This new project is challenging me in so many ways. I have always been a sequential writer. A story comes to mind and I work it out sequentially.
My last book, Fragments of Humanity, that was one that was different as it was not entirely sequential, but it was concurrently sequential. What I mean by that is the story was the same story repeated four times by four different primary characters. Each of their accounts could be put side by side together (concurrent) and they would start at approximately the same time and they definitely all conflate back to a single story near the end.

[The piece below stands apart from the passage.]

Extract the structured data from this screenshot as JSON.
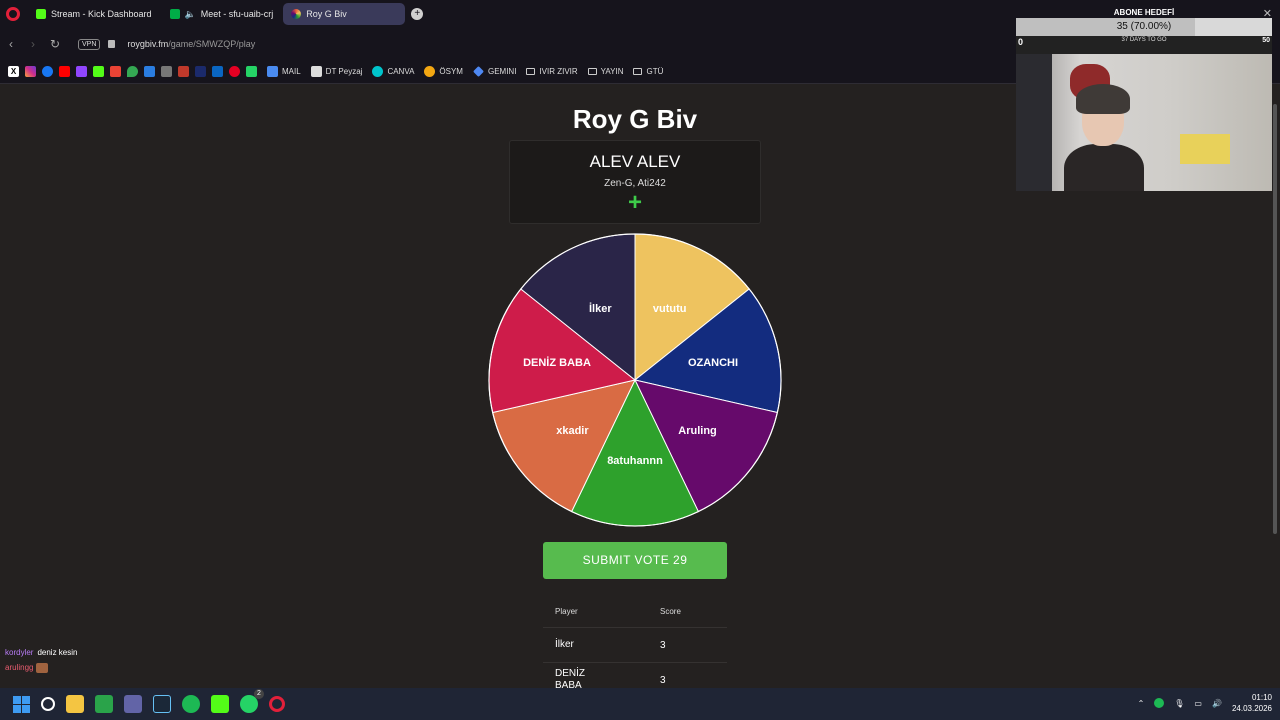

This time, though, I am jumping all over the place. There will be an idea for a part of the story and I find it important to capture that story and get it down onto digital paper. At some point I am going to have to put this all together in a fashion that makes it all coherent in a way that it may not be at the moment. But I think that it will be fun to do it this way – it is creating a different kind of art, one which requires me to put together a puzzle. It may ultimately make this a better book because it will force me to reconsider everything as I try to organize the book.
When you write a sequential story from beginning to end and it flows, it becomes more difficult to deconstruct the work and remaster it because the story will not flow in your own mind. It is irrelevant what others think because your mind is made up – the story works best in the order I wrote it dammit!
This time that is virtually impossible. Now, fair warning, this book is going to be long; longer than Middle of Nothing.
It is going to tell some stories about the deconstruction of not just a community, but a nation and the world. It is beyond just dystopian, it is apocalyptic. But I do not see the “end” as a single event, I see it is a quick deterioration on several fronts. Let’s just say that my approach to the end is a multi-factoral attack on everything and everyone. Think of my apocalypse of the Earth having occurred much like death from AIDS occurs. It is an infection on so many fronts that it is much more complicated than “a nuclear war” or “a meteor hits the earth.” No, that is too simple. Not even a worldwide plague or natural disaster will suffice for my vision. It HAS to be multi-factoral – that is real. But to get there, from a guy in a hospital bed with amnesia is going to take some work; complicated work.
These are exciting times indeed as I continue to work on my craft!